US FinCEN Set to Upgrade AML Guidelines in Wake of Evolving Illicit Financial Crimes
- The US Financial Crimes Enforcement Network (FinCEN) has issued an advanced notice of proposed rulemaking (ANPRM) to amend its anti-money laundering (AML) guidelines, ensuring that all covered financial institutions maintain an efficient AML program.
- This includes crypto entities that run under the Money Service Business (MSB) licenses, amongst other approvals, to offer this line of service to US residents.
According to the announcement on September 17, FinCEN is seeking feedback from stakeholders affected by changes to the AML requirements. This bureau of the US Department of the Treasury has since issued 60 days for interested stakeholders to have commented on prospectus regulatory amendments.

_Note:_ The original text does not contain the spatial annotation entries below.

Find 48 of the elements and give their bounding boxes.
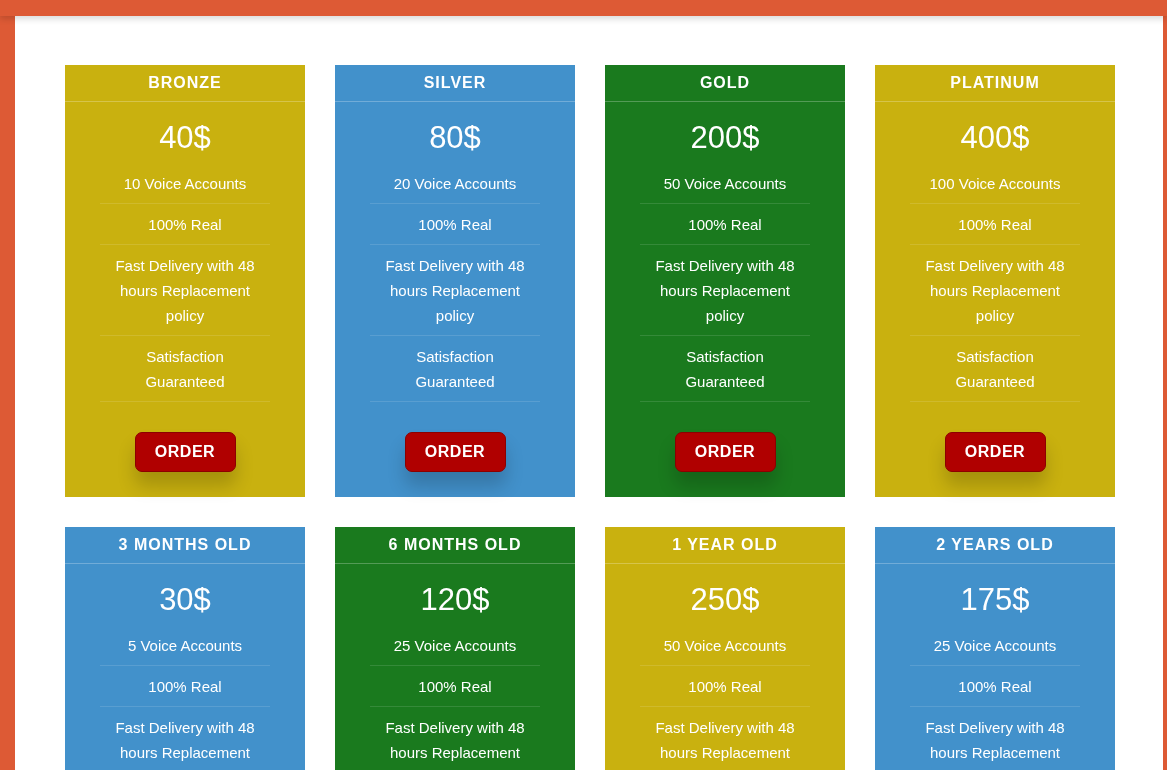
plan-price: 400$ [960,120,1030,156]
order-button[interactable]: ORDER [674,432,776,472]
plan-feature: Fast Delivery with 48 hours Replacement [640,707,810,770]
plan-feature: 50 Voice Accounts [640,625,810,666]
plan-price: 175$ [960,582,1030,618]
plan-feature: 100% Real [640,204,810,245]
plan-feature: Fast Delivery with 48 hours Replacement [370,707,540,770]
order-button[interactable]: ORDER [404,432,506,472]
plan-feature: 100% Real [100,204,270,245]
plan-name: PLATINUM [875,65,1115,102]
order-button[interactable]: ORDER [134,432,236,472]
plan-feature: 25 Voice Accounts [370,625,540,666]
plan-feature: 100% Real [370,666,540,707]
plan-feature: 20 Voice Accounts [370,163,540,204]
plan-feature: 100% Real [640,666,810,707]
plan-price: 30$ [159,582,211,618]
plan-name: 1 YEAR OLD [605,527,845,564]
plan-feature: Fast Delivery with 48 hours Replacement [910,707,1080,770]
order-button[interactable]: ORDER [944,432,1046,472]
plan-feature: 100% Real [910,204,1080,245]
plan-feature: Satisfaction Guaranteed [100,336,270,402]
plan-feature: Fast Delivery with 48 hours Replacement policy [370,245,540,336]
plan-feature: Fast Delivery with 48 hours Replacement policy [910,245,1080,336]
plan-feature: 50 Voice Accounts [640,163,810,204]
plan-feature: Fast Delivery with 48 hours Replacement [100,707,270,770]
plan-feature: Satisfaction Guaranteed [640,336,810,402]
plan-feature: Satisfaction Guaranteed [910,336,1080,402]
plan-name: BRONZE [65,65,305,102]
plan-name: 2 YEARS OLD [875,527,1115,564]
plan-name: GOLD [605,65,845,102]
plan-feature: Fast Delivery with 48 hours Replacement policy [100,245,270,336]
plan-feature: 100 Voice Accounts [910,163,1080,204]
plan-feature: 25 Voice Accounts [910,625,1080,666]
plan-feature: 5 Voice Accounts [100,625,270,666]
plan-price: 80$ [429,120,481,156]
plan-price: 120$ [420,582,490,618]
plan-price: 40$ [159,120,211,156]
plan-feature: 10 Voice Accounts [100,163,270,204]
plan-name: 6 MONTHS OLD [335,527,575,564]
plan-feature: 100% Real [370,204,540,245]
plan-feature: 100% Real [910,666,1080,707]
plan-feature: 100% Real [100,666,270,707]
plan-price: 250$ [690,582,760,618]
plan-feature: Fast Delivery with 48 hours Replacement policy [640,245,810,336]
plan-name: 3 MONTHS OLD [65,527,305,564]
plan-price: 200$ [690,120,760,156]
plan-name: SILVER [335,65,575,102]
plan-feature: Satisfaction Guaranteed [370,336,540,402]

FinCEN noted that this move is particularly important in the combat of evolving illicit financial crime and will therefore set the stage for more solid AML practices,
“The regulatory amendments under consideration are intended to modernize the regulatory regime to address the evolving threats of illicit finance, and provide financial institutions with greater flexibility in the allocation of resources, resulting in the enhanced effectiveness and efficiency of anti-money laundering programs.”
Upon implementation, the prospectus changes will affect compliance and reporting by US domiciled financial institutions. FinCEN highlighted that the amendments are expected to be detailed enough, such that there is clear clarification on risk assessment methods, coupled with the consideration of oversight requirements under the US Bank Secrecy Act and AML priorities.
Crypto Businesses Amongst the Targets!
With a decade gone by since crypto made a debut, regulators appear to be paying more attention now that the trend is no longer a hype but a threat to traditional financial ecosystems. One of the areas that have proved incredibly difficult for oversight agencies is crypto in money-laundering and terror-financing activities.
It, therefore, comes as no surprise that FinCEN is joining its counterpart agencies like the IRS, which recently issued a $625,000 bounty for anyone who would crack Monero’s anonymous ecosystem. Going forward, more financial oversight authorities are likely to take a similar route as crypto gradually goes mainstream.